On last night’s CNBC’s Fast Money I highlighted some unusual activity in Transocean (RIG) where options volumes ran about 2.5x the average daily volume of the last month. What stood out to me was a buy of 10,000 May 41 puts to open for 1.09 vs buying about 300,000 shares of RIG for 42.97. We highlighted the trade as bearish because it was a buy of puts that had only a 30 delta to them, but I also highlighted the relative cheapness in implied volatility.
On Twitter I got a good question about my take on the activity so I thought it made sense to clarify my observations. Once again, discerning unusual options activity can be guess work, and we are not fans of making trading decisions blindly on options flow (read our post last month Unusual Options Activity: Why it Can Matter & Why it Usually Doesn’t):
— Joe Kunkle (@OptionsHawk) March 7, 2014
So this trade could have been conceived for a whole host of different reasons, but it was likely one of two.
First the trader wanted to make a defined risk directional bet, but was happy to do so tied to stock, and work out of the stock position once the trade was up. Large institutions will often do this because it will help them get a better price and higher capital commitment from the market maker who will take the other side of the trade. I’ve worked on a large institutional options desk in the past and this practice goes on all the time.
The other logical explanation for the trade was that a volatility trader viewed May expiration in RIG to be cheap and specifically this strike and felt that if the stock were to move one way or another the trader will be able scalp stock around the options position, buy more as the stock goes down, or sell some that he owns from the initial trade as the stock goes higher.
The main takeaway for highlighting the trade is that options volume is picking up at a time when the stock could be at a technical inflection point.

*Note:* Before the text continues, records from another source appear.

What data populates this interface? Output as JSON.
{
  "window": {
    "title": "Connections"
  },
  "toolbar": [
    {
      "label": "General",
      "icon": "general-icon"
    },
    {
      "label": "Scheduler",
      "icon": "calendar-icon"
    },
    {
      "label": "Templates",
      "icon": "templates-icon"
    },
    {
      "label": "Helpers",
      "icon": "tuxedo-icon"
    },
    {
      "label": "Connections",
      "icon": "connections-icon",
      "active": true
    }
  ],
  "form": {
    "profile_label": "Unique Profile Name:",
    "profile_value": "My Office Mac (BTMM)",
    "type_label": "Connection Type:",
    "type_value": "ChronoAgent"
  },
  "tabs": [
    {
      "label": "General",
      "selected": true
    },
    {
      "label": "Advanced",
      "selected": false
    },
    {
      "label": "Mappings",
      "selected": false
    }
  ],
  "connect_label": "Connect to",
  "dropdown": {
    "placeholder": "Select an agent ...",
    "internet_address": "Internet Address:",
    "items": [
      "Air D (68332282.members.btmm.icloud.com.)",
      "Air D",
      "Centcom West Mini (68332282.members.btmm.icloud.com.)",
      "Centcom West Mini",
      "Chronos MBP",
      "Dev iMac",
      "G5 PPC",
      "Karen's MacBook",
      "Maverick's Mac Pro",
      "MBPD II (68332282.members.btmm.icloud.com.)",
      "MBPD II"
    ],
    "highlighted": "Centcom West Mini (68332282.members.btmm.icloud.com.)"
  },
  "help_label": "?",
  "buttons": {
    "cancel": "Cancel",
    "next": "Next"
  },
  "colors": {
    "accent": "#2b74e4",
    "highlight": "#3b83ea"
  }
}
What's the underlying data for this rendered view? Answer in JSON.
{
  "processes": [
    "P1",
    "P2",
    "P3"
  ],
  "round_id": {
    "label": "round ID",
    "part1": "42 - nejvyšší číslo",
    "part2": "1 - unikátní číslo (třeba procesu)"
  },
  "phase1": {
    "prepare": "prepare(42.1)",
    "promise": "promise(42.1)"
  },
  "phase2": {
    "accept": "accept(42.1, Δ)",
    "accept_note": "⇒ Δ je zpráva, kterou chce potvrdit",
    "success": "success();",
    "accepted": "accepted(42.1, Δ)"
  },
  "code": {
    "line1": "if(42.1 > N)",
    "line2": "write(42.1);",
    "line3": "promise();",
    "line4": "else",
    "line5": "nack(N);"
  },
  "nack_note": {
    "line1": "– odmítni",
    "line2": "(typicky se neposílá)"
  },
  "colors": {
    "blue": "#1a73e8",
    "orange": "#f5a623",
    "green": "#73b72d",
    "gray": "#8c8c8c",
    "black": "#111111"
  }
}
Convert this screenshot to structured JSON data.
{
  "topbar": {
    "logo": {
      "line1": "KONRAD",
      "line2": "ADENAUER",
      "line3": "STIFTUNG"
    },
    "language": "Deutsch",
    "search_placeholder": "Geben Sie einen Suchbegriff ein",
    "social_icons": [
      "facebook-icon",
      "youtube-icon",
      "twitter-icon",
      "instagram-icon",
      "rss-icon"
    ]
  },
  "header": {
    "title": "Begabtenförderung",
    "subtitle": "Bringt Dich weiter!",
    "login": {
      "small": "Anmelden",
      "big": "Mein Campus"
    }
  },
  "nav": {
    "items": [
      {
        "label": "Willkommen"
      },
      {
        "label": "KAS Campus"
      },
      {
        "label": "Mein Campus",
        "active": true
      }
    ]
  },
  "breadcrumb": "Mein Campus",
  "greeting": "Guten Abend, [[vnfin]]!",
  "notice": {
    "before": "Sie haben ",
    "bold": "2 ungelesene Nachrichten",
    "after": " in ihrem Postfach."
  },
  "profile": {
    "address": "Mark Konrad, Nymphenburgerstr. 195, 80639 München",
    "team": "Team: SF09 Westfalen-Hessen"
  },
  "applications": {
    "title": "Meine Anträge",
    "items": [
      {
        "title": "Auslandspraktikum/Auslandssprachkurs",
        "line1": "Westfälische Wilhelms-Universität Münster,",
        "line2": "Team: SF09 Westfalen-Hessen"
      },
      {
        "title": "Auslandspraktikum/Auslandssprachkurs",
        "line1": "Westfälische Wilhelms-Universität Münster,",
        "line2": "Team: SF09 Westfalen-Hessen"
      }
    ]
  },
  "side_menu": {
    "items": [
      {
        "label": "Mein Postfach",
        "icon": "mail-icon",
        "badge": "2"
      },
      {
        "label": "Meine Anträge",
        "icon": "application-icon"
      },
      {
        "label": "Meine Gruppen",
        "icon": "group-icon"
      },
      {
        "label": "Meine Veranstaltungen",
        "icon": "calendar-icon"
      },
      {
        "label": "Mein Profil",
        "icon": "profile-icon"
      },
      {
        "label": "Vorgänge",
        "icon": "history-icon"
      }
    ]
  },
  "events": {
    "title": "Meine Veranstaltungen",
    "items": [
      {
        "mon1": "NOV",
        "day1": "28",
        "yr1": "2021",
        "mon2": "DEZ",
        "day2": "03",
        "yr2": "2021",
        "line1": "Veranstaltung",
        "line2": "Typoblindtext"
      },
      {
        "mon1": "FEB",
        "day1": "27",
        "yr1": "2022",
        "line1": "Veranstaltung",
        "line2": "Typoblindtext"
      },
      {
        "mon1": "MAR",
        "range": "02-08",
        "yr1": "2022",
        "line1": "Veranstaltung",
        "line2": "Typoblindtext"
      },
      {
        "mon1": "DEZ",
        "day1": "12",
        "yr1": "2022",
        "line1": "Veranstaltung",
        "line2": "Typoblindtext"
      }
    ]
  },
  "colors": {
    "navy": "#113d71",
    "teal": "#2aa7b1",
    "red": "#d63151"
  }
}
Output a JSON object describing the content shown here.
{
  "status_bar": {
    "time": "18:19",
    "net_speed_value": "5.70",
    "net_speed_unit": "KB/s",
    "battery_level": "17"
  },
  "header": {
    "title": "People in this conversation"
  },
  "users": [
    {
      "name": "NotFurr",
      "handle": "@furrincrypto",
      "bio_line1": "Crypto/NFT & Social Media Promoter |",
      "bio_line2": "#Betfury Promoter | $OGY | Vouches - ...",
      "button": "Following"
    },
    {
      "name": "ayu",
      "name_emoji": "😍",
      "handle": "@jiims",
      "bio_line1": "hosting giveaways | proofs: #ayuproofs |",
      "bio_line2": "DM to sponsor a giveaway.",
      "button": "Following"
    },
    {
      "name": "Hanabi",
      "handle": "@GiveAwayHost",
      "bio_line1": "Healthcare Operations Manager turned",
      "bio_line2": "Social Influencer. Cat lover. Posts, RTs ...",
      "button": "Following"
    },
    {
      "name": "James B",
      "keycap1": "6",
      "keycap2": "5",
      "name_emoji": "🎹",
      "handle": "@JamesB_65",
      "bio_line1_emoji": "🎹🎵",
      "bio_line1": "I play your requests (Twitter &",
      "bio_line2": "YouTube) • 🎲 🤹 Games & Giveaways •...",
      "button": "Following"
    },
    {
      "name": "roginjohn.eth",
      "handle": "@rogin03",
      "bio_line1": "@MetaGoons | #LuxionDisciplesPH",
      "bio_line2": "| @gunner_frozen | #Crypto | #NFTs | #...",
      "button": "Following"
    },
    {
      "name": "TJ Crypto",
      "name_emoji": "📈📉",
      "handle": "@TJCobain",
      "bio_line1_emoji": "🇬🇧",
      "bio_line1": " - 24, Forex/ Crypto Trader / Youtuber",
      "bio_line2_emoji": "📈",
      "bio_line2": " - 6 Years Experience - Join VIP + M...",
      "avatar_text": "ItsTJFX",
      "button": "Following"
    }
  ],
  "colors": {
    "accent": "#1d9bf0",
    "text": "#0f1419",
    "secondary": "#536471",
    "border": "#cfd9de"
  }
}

Look at the one year chart after recently making fresh 52 week lows, with prior support at $44 now becoming important near term resistance:
The fourteen year chart (below) is the one that highlights just how poor the stock’s relative performance has been to the broad market and its peers as it bangs along 10 year lows, on MASSIVE long term support:
The 3 year chart of 30 day at the money implied volatility (blue) vs the 30 day realized volatility of RIG shows why a savvy vol trader may be inclined to play for movement in either direction as realized (how much the stock has moving) as picked up of late, while implieds remain just off three year lows:
I would also add that prior to making my observations about options flow in RIG yesterday, I had not looked closely enough at the activity in the name from earlier in the week. As the OptionsHawk suggested in his tweet, there appeared to be opening buyers of April and May calls on Wednesday with the largest block a buy of 7400 May 46 calls for .70 to open, now making the May 46 calls the single largest line of open interest with 15,000 options and the May 41 puts the second largest with 11,600.
This activity makes it likely that traders are betting that RIG is at a moment of truth on its chart that isn’t being reflected in the options. We’ve made these types of trades before where a stock is at a point where it either fails at highs or breaks out to new highs. RIG is very similar but at lows.
So I appreciate the OptionsHawk’s eagle eye and the opportunity to expand on the options flow. Again, we identify unusual options flow as one input in our idea generation process and if I hadn’t seen yesterday’s put purchase, regardless of the traders intention, or anothers opinion of whether it was bearish, bullish or neutral. It has me looking at a very interesting development in the stock that I would not have known about otherwise.
We own RIG in the investment portfolio and this activity means we’ll start to look at structures around that stock position as people seem to be sniffing around in the name now. Oh and Carl Icahn is the third largest shareholder, the guy has had a bit of a hot hand of late.